Thought I'd share this rule with others who might want to suggest it to their own gaming groups. We decided in our group that Cannons are far too powerful in 8th Edition - the fact that they have a 89% chance of hitting (presuming the player knows what he is doing) is just insane (I've been told it's 89%, but I havn't done the maths myself). We came up with a simple house rule that still makes them very useful, but also stops them being sniper guns. The rule is based on the assumption that if they can pack too much gunpowder in - resulting in an overshoot - then you can pack too little and undershoot. the rule is simply you place where you would like the shot to go as normal, then roll a d6 with the artillary dice, on a 1-3 you undershoot by the artillary dice and on a 4-6 you overshoot. Obviously the "bounce" roll can still only go forward. This still leaves some skill to placing the ball, but lowers the chance to hit to something more in the region of 63% (according to our resident statatition), which even the players who can use cannons agree make for a more fun and fairer game.

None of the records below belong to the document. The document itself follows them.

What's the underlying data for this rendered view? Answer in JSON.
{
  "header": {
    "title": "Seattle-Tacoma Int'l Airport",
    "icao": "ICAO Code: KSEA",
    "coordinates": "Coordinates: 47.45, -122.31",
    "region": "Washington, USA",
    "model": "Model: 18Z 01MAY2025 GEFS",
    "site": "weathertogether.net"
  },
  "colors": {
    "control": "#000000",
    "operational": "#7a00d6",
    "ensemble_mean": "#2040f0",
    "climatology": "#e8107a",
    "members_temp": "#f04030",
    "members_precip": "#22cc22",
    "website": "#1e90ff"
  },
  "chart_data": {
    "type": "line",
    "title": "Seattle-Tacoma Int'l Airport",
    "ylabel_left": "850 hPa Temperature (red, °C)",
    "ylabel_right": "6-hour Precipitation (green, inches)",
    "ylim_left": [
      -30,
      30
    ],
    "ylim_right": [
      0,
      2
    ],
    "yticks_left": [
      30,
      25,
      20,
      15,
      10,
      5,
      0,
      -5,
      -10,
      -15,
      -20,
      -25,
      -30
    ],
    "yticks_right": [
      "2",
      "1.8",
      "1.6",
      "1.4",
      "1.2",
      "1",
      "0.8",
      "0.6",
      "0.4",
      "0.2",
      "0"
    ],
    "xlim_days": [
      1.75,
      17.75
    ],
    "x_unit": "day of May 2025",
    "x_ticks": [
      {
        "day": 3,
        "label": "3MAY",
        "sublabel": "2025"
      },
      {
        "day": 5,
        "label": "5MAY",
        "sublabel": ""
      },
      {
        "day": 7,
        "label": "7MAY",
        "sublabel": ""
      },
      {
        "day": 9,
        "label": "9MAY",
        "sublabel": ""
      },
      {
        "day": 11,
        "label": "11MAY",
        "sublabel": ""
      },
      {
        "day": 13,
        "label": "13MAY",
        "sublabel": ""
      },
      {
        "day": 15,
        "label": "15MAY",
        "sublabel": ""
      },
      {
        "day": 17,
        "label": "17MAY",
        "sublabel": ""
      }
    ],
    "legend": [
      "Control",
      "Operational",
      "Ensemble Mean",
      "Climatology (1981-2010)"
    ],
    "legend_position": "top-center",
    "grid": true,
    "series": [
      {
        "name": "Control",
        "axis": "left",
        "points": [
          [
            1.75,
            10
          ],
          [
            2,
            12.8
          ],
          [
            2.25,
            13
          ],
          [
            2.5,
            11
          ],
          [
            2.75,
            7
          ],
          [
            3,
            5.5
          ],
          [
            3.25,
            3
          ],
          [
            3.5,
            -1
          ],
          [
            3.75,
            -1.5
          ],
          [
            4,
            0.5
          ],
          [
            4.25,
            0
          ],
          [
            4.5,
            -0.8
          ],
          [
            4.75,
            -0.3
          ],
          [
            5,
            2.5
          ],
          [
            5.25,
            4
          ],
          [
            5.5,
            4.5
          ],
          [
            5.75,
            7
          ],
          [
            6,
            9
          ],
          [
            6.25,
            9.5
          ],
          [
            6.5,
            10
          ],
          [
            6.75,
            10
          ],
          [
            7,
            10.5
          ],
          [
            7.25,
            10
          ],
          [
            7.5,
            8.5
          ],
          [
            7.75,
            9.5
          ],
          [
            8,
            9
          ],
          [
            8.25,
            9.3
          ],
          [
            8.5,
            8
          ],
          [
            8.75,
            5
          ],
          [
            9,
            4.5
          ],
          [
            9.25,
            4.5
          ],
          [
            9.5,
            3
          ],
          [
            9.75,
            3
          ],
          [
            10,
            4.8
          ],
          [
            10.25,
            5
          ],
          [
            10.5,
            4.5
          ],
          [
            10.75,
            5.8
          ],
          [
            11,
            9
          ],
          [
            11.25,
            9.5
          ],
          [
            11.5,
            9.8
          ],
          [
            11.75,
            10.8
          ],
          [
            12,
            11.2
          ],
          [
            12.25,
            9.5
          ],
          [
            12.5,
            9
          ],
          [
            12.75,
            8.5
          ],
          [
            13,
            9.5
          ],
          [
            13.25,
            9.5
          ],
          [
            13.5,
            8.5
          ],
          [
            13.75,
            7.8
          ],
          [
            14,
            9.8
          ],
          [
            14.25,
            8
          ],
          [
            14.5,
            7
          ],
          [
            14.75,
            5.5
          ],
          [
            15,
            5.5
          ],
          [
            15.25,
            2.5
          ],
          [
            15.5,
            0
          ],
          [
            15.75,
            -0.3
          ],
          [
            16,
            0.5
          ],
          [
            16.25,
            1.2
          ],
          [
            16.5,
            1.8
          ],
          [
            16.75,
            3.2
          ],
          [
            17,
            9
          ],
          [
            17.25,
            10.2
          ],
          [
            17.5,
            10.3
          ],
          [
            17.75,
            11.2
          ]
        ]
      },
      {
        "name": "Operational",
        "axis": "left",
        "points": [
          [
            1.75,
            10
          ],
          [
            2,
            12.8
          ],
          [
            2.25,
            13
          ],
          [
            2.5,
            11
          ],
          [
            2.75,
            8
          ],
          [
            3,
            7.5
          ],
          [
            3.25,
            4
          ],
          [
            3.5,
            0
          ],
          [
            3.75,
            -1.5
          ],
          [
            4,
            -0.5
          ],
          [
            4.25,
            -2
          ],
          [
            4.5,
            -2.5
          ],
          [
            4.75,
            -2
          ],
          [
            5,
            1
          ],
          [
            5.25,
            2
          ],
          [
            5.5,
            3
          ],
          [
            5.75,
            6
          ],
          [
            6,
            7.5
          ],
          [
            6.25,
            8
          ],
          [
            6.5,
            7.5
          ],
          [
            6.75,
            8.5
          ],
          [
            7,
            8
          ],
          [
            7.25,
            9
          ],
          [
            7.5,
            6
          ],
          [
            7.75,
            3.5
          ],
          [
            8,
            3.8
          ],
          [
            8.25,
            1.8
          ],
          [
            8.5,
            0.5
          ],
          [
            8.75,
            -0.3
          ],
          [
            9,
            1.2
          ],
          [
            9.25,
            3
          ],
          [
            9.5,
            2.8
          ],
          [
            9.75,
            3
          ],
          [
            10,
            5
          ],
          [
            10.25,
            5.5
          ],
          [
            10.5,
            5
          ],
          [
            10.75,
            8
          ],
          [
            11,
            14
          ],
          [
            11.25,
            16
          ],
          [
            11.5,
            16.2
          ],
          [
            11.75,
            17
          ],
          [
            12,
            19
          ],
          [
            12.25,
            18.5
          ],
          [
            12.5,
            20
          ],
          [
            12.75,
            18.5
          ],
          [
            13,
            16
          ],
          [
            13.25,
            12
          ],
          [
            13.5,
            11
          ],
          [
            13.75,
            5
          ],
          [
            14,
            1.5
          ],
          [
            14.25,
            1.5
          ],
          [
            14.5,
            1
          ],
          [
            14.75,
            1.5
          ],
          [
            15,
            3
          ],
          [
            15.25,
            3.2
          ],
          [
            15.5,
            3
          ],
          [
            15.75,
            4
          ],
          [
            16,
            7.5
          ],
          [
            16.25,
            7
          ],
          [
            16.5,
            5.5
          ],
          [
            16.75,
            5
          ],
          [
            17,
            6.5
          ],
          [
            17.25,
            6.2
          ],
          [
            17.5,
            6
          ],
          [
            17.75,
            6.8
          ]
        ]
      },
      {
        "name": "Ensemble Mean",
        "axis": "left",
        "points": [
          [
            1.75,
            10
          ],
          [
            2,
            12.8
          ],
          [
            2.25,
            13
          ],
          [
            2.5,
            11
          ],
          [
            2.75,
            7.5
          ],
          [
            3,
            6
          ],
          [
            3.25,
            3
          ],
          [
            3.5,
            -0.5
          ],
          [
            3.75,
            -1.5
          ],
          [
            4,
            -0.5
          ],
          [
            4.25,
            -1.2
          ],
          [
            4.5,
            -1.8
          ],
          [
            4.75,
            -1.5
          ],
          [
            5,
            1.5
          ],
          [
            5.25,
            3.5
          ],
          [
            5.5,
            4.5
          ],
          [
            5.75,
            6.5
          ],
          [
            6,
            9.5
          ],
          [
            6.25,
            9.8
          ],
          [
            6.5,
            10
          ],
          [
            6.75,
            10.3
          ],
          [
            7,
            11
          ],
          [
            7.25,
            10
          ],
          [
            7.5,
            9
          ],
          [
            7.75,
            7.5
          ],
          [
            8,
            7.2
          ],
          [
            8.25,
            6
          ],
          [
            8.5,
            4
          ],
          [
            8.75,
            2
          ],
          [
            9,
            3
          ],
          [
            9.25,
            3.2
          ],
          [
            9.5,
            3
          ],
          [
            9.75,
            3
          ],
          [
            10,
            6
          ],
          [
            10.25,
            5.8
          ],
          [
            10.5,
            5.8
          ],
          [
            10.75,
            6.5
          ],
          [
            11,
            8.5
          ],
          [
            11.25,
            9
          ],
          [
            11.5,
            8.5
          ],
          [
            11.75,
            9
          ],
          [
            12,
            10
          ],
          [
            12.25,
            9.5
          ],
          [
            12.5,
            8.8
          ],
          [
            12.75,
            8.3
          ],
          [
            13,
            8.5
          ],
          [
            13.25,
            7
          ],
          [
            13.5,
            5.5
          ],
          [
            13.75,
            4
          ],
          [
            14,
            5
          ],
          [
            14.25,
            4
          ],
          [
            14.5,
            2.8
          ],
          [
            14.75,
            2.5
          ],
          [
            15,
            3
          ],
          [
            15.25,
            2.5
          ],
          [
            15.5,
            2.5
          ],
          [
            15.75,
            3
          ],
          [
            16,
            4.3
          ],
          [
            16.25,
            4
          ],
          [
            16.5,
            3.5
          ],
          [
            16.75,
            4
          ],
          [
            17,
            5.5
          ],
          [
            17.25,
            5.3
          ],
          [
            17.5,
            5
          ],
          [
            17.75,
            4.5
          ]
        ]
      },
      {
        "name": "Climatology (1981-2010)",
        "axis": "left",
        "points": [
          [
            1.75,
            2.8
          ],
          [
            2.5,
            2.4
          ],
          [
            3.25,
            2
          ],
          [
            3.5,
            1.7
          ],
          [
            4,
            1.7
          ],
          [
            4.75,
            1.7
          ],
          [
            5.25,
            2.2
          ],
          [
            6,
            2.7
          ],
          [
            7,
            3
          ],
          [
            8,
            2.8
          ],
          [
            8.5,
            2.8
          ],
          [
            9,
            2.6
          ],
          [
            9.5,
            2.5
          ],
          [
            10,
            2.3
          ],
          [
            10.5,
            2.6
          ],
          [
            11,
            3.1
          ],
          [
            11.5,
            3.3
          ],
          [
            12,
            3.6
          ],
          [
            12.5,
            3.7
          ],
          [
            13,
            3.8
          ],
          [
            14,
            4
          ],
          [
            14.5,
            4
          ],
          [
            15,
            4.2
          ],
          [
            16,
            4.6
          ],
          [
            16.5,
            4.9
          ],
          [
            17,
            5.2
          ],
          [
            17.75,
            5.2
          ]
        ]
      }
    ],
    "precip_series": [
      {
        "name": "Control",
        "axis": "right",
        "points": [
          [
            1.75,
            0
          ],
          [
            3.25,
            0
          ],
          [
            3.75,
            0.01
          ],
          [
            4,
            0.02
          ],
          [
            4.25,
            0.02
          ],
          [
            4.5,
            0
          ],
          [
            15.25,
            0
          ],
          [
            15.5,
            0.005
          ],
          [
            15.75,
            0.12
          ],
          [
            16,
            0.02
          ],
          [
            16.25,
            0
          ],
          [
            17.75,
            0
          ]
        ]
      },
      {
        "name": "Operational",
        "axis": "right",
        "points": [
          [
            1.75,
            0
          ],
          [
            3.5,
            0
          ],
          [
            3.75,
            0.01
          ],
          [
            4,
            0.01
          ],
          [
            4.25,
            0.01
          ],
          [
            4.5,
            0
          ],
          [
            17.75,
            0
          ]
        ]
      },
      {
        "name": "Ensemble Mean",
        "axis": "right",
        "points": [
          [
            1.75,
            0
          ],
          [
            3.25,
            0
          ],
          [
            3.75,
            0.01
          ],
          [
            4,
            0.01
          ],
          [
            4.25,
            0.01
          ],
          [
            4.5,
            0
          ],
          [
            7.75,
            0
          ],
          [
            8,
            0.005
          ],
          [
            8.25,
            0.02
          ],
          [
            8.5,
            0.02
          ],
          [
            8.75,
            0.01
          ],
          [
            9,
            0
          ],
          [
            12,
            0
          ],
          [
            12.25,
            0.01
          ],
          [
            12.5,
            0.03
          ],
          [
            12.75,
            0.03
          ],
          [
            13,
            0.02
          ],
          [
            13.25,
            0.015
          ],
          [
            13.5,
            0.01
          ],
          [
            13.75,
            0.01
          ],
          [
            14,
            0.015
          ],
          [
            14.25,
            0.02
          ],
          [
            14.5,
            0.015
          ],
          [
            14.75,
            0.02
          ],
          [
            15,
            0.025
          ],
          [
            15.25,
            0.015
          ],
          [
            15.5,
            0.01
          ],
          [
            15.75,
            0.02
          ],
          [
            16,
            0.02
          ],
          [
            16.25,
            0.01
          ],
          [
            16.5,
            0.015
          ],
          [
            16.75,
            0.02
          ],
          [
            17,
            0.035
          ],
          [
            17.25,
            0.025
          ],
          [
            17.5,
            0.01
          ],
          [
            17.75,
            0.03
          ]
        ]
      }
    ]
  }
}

Or simply go back to the pre-8th edition rule of guess+artillery die, then roll artillery die again for bounce distance. The misfire on the guess resulting in a roll on the misfire chart, a misfire on the second roll just meant no bounce, or what my group referred to as "stuck in the mud"
That sounds like a pretty nice solution actually. It would be hard to go back to the guess range option since everything is allowed to be premeasured these days.
I haven't personally had that much trouble with it, myself. How much terrain are you using? My last game against Ogres the guy had a lot of trouble getting good shots off because his massive troops were in the way; if the cannon had been in front of them it would have been mowed down by skinks. Remember that anything the cannonball hits and doesn't kill will stop it cold. Some obstacles can be helpful as well...
Place a marker to show where you want the shot to land, and roll an artillery die to see many inches too far it moves (if Misfire, roll on Misfire table). The cannonball bounces artillery die distance from the new position, and can only cause damage from this point. Does that give an 89% chance of hitting?
If you place it right (I think the optimum is 6" away from the front unit/model but may be wrong) and based on a unit being 3 ranks deap - or a monster base. Atleast thats what our resident statistician says - it goes up to something nearer 91% if you have an engineer apparently.